According to A.K. Srivastava, National Research Centre for Citrus in India, various plant factors influence whether foliar-applied fertilizers work. These factors include the age of leaves, the thickness of the waxy surface of leaves, the structure of the pores on leaf surfaces and their absorbing capacity, the hairs on roots and leaves, how much moisture leaves contain or is on their surface, the mineral composition of leaves, the cultivar type, and the stage of growth.
For foliar fertilization to be effective, an accurate diagnosis of nutrient deficiency is essential. It may take more than one foliar application for a nutrient deficiency to be resolved. If the nutrient concentration in the mixture is too strong or the temperature is high during or after application, leaves can be burned and plants can suffer. For foliar fertilization to work, the nutrients being applied need to be water-soluble and able to move through the nutrient transport vascular system of the plant called the phloem.
Linda Chalker-Scott, Ph.D., Extension Horticulturist and Associate Professor, Washington State University, writes in her online gardening blog plants have evolved “to take up nutrients from the soil through their ROOTS.” She goes onto say foliar fertilizing is merely a short-term solution that treats symptoms rather than solving the cause of the nutrient deficiency in the soil or figuring out why the plant can’t absorb the nutrient it needs.

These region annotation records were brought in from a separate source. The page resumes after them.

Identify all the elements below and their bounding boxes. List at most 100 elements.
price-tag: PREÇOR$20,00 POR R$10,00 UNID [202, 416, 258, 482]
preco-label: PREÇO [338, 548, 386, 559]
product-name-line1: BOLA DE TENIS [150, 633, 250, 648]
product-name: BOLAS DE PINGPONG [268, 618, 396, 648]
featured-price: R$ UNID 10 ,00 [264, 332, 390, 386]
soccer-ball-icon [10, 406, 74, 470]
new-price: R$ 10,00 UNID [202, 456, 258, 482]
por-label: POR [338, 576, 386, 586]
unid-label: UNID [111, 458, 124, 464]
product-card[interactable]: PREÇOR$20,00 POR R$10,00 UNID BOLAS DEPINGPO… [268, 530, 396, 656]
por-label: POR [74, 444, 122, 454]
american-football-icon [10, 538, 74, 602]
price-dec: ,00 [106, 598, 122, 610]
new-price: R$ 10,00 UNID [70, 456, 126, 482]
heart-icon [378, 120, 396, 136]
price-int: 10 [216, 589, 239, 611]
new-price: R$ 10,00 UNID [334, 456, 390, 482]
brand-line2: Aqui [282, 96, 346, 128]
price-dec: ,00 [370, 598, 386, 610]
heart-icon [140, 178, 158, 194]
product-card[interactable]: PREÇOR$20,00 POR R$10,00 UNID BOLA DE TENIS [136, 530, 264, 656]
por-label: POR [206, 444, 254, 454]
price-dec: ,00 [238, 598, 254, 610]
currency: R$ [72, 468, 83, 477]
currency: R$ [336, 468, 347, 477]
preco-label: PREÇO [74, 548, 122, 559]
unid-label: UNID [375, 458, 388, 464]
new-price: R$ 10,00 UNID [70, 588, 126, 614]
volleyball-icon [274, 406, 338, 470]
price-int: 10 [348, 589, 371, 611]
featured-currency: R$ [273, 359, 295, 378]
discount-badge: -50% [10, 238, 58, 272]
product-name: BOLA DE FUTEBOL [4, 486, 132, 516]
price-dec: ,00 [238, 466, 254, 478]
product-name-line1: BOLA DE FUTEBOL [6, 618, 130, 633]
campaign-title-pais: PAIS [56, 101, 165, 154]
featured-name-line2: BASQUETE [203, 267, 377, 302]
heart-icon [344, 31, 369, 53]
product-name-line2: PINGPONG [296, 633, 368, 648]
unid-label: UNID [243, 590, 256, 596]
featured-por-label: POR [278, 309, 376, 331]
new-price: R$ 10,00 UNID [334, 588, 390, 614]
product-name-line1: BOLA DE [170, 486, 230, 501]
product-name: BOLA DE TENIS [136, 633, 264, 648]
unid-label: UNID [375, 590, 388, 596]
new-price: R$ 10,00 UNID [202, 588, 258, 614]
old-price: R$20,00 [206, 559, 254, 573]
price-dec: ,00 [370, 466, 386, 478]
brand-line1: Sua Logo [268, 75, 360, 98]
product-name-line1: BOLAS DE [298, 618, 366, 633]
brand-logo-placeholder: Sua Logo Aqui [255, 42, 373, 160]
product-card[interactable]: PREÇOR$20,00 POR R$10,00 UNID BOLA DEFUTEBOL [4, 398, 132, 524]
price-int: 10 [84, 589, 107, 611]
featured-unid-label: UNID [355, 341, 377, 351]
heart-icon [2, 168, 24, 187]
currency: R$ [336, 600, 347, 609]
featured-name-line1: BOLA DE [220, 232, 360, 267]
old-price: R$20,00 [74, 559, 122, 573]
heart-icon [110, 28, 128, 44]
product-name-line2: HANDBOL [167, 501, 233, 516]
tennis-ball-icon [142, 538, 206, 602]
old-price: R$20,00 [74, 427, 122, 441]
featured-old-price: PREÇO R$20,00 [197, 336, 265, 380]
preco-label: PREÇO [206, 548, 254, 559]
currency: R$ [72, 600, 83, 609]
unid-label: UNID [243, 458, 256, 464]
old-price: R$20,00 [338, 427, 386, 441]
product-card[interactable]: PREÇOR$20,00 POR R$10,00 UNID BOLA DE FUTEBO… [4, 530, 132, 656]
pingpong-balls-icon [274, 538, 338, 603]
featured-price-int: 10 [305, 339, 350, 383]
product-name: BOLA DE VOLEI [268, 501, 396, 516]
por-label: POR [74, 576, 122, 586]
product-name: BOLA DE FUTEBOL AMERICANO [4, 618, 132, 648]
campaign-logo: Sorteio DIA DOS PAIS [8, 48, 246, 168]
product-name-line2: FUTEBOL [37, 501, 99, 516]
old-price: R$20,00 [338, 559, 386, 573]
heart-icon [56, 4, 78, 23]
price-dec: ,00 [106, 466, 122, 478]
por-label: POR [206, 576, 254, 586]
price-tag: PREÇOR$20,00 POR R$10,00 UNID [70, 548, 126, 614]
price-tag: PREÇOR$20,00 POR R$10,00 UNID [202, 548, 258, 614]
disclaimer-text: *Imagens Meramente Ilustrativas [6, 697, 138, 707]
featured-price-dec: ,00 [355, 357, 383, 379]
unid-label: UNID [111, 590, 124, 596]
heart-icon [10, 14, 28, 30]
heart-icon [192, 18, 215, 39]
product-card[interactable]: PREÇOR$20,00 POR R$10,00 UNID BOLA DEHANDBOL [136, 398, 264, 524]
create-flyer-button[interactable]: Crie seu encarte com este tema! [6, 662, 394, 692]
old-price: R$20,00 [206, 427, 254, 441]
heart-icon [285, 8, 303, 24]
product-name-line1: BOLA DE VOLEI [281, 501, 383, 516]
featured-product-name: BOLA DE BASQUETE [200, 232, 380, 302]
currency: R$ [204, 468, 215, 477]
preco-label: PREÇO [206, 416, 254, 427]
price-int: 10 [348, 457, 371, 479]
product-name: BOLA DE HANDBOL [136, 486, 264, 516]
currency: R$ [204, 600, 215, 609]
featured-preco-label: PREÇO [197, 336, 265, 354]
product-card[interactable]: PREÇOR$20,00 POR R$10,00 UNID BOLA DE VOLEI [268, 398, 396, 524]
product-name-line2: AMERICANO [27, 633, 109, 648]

“Foliar feeding is yet another agricultural practice best suited to intensive crop production under specific soil limitations rather than as a landscape management tool” (Chalker-Scott). She reports foliar feeding works better on greenhouse plants than outdoor plants since the leaf surface of plants in a greenhouse is thinner and more porous and able to absorb nutrients more readily. She also mentions plants in an arid environment, which of course we have here in Nevada, have thick, non-porous leaf surfaces and aren’t good candidates for foliar feeding success. According to Chalker-Scott, the research doesn’t support the practice of using foliar applications of fertilizer for landscape plants. The best practice to provide your landscape plants with proper nutrition is to focus on building up your soil with organic matter, such as compost or humus, and fertilizing through the soil. However, foliar fertilization of crops can complement soil fertilization.